Iphis, the woman who was changed to a man. The tale is this: Iphis was the daughter of Lygdus and Telethusa of Cretê. Lygdus gave orders that if the child about to be born was a girl, it was to be put to death. It happened to be a girl; but the mother, to save it, brought it up as a boy. In due time, the father betrothed Iphis to Ianthê, and the mother, in terror, prayed to Isis for help. Her prayer was heard, for Isis changed Iphis into a man on the day of espousals.—Ovid, Metaph., ix. 12; xiv. 699.
⁂ Cæneus [Se.nuce] was born of the female sex, but Neptune changed her into a man. Ænēas found her in hadês changed back again.
Tirēsias, the Theban prophet, was converted into a girl for striking two serpents, and married. He afterwards recovered his sex.
Ippolito (Don), Italian priest, who should never have taken orders. He is handsome, sensitive and susceptible, and has for a pupil Florida Vervain, an American girl. He loves her and tells her so. She pities him, advises him to break the shackles of his priesthood and go to America. When she departs, he succumbs to despair and Roman fever. On his death-bed he disabuses Florida’s American lover of the impression that the girl loved the priest.—W. D. Howells, A Foregone Conclusion (1874).

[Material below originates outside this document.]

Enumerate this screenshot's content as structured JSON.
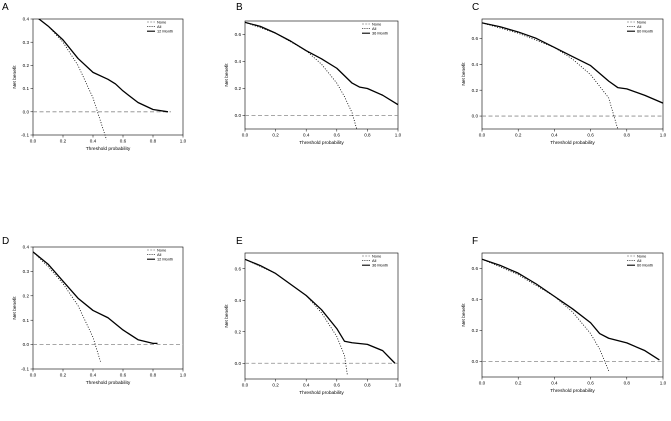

Iras, a female attendant on Cleopatra. When Cleopatra had arrayed herself with robe and crown, prior to applying the asps, she said to her two female attendants, “Come take the last warmth of my lips. Farewell, kind Charmian! Iras, farewell!” And having kissed them, Iras fell down dead, either broken-hearted or else because she had already applied an asp to her arm, as Charmian did a little later.—Shakespeare, Antony and Cleopatra (1608).
Ireby (Mr), a country squire.—Sir W. Scott, Two Drovers (time, George III.).
Ireland (S. W. H.), a literary forger. His chief forgery is Miscellaneous Papers and Instruments, under the hand and seal of William Shakespeare, including the tragedy of King Lear, and a small fragment of Hamlet, from the original, folio, £6 4s. (1795).
His most impudent forgery was the production of a new play, which he tried to palm off as Shakespeare’s. It was called Vortigern and Rowena, and was actually represented at Drury Lane Theatre, in 1796.